Now given a point (lambda, mu), if we round both to the nearest integer then we have this:

Everywhere within the Green Square maps back to (2,1)

So most points within that Green Square will be correct, i.e. They are in hexagon (2,1).

But some points should be returning hexagon # (2,2), i.e:

Similarly some should be returning hexagon # (3,1). And then on the opposite corner of that green parallelogram, there will be 2 further regions.

So to summarise, if int(lambda,mu) = (p,q) then we are probably inside hexagon (p,q) but we could also be inside hexagons (p+1,q), (p,q+1), (p-1,q) or (p,q-1)

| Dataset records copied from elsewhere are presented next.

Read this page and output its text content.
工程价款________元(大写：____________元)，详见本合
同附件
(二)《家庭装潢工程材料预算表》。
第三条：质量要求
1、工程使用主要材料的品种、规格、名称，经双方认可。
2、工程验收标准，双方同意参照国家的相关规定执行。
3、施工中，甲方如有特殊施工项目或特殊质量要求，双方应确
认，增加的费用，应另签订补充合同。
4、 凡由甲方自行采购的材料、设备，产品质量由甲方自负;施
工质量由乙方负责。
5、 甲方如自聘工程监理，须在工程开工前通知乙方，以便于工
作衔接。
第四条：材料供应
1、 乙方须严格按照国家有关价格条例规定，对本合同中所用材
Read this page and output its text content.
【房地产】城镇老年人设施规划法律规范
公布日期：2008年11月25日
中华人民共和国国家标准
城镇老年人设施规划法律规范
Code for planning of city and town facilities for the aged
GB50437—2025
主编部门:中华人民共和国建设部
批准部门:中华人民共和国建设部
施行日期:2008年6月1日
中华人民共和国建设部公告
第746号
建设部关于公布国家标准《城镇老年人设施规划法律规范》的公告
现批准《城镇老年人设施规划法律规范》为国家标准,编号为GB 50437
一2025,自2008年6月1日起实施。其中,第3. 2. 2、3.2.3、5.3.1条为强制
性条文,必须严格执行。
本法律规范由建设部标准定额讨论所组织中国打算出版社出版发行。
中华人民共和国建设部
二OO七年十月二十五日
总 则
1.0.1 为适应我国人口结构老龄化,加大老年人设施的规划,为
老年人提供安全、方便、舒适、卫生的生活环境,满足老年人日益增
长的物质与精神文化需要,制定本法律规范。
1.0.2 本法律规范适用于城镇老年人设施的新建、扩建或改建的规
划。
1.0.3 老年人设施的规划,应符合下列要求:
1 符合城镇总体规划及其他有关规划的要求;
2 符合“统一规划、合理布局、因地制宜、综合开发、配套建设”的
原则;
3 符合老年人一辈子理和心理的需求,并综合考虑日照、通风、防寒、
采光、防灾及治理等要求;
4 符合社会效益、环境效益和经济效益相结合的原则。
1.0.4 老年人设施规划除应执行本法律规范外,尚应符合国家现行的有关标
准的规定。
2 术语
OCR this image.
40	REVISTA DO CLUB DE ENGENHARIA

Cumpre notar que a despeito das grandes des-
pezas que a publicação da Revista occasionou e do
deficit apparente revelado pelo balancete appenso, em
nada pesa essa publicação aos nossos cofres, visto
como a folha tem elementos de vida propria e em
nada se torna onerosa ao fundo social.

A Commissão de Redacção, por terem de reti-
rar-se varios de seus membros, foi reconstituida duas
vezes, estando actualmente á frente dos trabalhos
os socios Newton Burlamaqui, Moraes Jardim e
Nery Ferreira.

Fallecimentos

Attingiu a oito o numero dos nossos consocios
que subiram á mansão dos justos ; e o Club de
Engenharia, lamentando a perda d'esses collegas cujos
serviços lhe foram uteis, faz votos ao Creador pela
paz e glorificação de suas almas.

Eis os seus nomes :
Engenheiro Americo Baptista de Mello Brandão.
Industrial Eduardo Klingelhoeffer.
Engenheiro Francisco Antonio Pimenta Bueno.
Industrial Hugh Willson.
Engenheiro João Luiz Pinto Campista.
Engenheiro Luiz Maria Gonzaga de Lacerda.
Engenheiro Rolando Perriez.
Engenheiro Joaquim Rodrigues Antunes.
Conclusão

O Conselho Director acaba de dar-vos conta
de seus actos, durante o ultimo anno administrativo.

Several ways to determine which of these is the case. The easiest would be to convert the centres of all of these 5 hexagons back into the original coordinate system, and find which is closest to our point.

But it turns out you can narrow that down to ~50% of the time doing no distance checks, ~25% of the time doing one distance check, and the remaining ~25% of the time doing 2 distance checks (I'm guessing the numbers by looking at the areas each check works on):

p,q = int(lambda,mu)

if lambda * mu < 0.0:
    // opposite signs, so we are guaranteed to be inside hexagon (p,q)
    // look at the picture to understand why; we will be in the green regions
    outPQ = p,q

else:
    // circle check
    distSquared = dist2( Hex2Rect(p,q), Hex2Rect(lambda, mu) )

    if distSquared < .5^2:
        // inside circle, so guaranteed inside hexagon (p,q)
        outPQ = p,q

    else:
        if lambda > 0.0:
            candHex = (lambda>mu) ? (p+1,q): (p,q+1)
        else:
            candHex = (lambda<mu) ? (p-1,q) : (p,q-1)

And that last test can be tidied up:

     else:
        // same sign, but which end of the parallelogram are we?
        sign = (lambda<0) ? -1 : +1
        candHex = ( abs(lambda) > abs(mu) ) ? (p+sign,q) : (p,q+sign)

Now we have narrowed it down to one other possible hexagon, we just need to find which is closer:

        dist2_cand = dist2( Hex2Rect(lambda, mu), Hex2Rect(candHex) )

        outPQ = ( distSquared < dist2_cand ) ? (p,q) : candHex

A Dist2_hexSpace(A,B) function would tidy things up further.